Sally Potter’s Orlando has been on my ‘to-watch’ list for a while now – ever since my art history lecturer insisted I should see it – but it was The Man Who Cried that I finally watched first.
The film tells the story of a young Jewish girl who, after being separated from her father in Soviet Russia, grows up in England. As a young adult, she moves to Paris (shortly before the beginning of World War II), and then flees to the United States when the Nazis move into the French capital.
Taken from wikipedia article.
This film is so visually beautiful I didn't know which images to share with you and which to leave out! (In fact, it struck me, whilst watching this film, that I’ve yet to see a movie directed by a woman that looks anything less than amazing but that's another thought entirely). Here are a few for starters:
This film definitely appeals to the magpie in me - lots of shiny, glittery things to look at!
A couple of pretty, shiny things from etsy...
Lots of lovely dresses and other daywear, too! I felt these two pieces from etsy fit the costumes of the film very well:
Cate Blanchett's make-up was absolutely gorgeous.
A few extra of my favourite screencaps (you can see more here, including at least one of Johnny Depp):
So many of the shots look like they've come straight out of the pages of a high fashion magazine, don't you think? I spent a good deal of the movie thinking 'I want to take photos that look like this!' It was the last film on which cinematographer Sacha Vierny worked (he also did 8 Femmes, another stunning film and one of my all-time favourites - I did a post on it here.) And the costume design was done by Lindy Hemming, but I must admit I know very little about costume designers; she's worked on quite a few films that I love, it seems.

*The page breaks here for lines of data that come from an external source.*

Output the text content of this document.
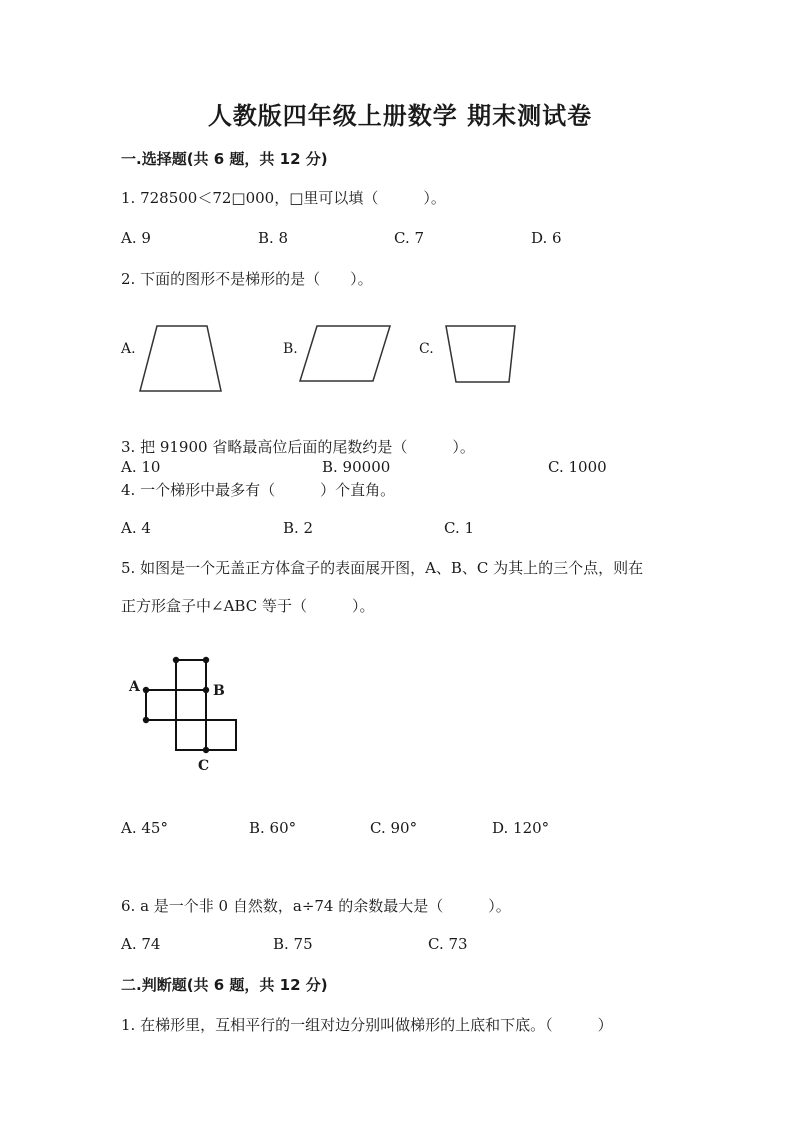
人教版四年级上册数学 期末测试卷
一.选择题(共 6 题，共 12 分)
1. 728500＜72□000，□里可以填（　　　）。
A. 9	B. 8	C. 7	D. 6
2. 下面的图形不是梯形的是（　　）。
A.	B.	C.
3. 把 91900 省略最高位后面的尾数约是（　　　）。
A. 10	B. 90000	C. 1000
4. 一个梯形中最多有（　　　）个直角。
A. 4	B. 2	C. 1
5. 如图是一个无盖正方体盒子的表面展开图，A、B、C 为其上的三个点，则在
正方形盒子中∠ABC 等于（　　　）。
A	B
C
A. 45°	B. 60°	C. 90°	D. 120°
6. a 是一个非 0 自然数，a÷74 的余数最大是（　　　）。
A. 74	B. 75	C. 73
二.判断题(共 6 题，共 12 分)
1. 在梯形里，互相平行的一组对边分别叫做梯形的上底和下底。（　　　）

I've been meaning to do this post for weeks - I just didn't know what to write about this film! So, I shall just leave you with the scrummy visuals. Actually, a quick question: when I do manage to do a Silver Screen Sunday post, are you more interested in me keeping to costumes (which I don't have all that much to say about except for 'ooh' and 'ahh') or would you like at least a brief review of the overall film? Any comments appreciated!